Wajda odkłada do szafy ojczyznę i kręci brawurową satyrę lekko podlaną surrealizmem. Na tę samą półkę, na której trzymacie "Rejs" i komedie Barei.
Z dostępnej online wypowiedzi reżysera wynika, że nie uważał tego filmu za udany, co tylko świadczy o tym, że w jego najlepszym okresie arcydzieła wychodziły mu (przynajmniej czasem) nawet mimowolnie.
Zupełnie dla mnie niespodziewanie, bo staram się nie czytać nic o filmach przed ich obejrzeniem, ten obraz okazał się ostrą satyrą na męską ciotowatość, kobiecą pijawkowatość i - właściwie nie wiem jak nazwać zaburzenie psychiczne jednej z bohaterek - oraz na artystowski światek PRL-u i "chjumanistyczną" nowomowę. Wszystko to okraszone znakomitą ścieżką dźwiękową Andrzeja Korzyńskiego, świetną scenografią i kostiumami, rewelacyjną grą aktorską plejady polskich aktorów - często w malutkich brawurowych epizodach (Fedorowicz, Grechuta, Friedmann, Olbrychski).
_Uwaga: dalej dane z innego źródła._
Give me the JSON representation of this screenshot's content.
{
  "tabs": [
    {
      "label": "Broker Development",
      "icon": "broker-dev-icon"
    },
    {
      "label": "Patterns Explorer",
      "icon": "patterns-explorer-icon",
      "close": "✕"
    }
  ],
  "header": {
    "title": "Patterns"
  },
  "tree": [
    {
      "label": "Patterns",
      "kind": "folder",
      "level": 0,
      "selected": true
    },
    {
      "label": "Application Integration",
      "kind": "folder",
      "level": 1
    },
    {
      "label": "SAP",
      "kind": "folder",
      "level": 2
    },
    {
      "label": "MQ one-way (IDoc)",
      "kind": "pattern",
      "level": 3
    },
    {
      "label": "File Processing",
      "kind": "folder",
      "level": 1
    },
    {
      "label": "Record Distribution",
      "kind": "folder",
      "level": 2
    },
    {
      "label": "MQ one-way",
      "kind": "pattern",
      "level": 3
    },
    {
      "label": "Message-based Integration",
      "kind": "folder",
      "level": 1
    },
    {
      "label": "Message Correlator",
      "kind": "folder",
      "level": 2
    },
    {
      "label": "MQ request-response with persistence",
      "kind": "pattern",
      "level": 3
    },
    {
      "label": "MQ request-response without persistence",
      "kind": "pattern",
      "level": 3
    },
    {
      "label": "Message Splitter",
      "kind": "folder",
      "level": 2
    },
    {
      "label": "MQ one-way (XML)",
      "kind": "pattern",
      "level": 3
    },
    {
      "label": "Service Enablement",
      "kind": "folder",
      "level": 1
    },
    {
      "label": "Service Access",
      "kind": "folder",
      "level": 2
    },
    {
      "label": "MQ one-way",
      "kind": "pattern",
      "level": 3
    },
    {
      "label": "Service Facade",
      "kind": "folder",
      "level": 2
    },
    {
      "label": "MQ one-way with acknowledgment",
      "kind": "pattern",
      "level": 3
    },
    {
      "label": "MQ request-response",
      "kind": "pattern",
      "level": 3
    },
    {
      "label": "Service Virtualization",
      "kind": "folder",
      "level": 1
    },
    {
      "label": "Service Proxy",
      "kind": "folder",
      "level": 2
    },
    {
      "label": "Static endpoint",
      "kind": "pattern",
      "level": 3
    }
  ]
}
Warto obejrzeć już dla samej - histerycznie śmiesznej - sceny imprezy w Nieporęcie.
"- A kto to jest? - 100 metrów pomidorów pod wysokim szkłem."
" - Kto to jest ta dziewczyna? - Piwna 58, tatuś na placówce."
No i oczywiście niezapomniany zespół bigbitowy "Bliscy płaczu".
Gorąco polecam, nawet tym, którzy nie przepadają za Wajdą w wydaniu patriotycznym.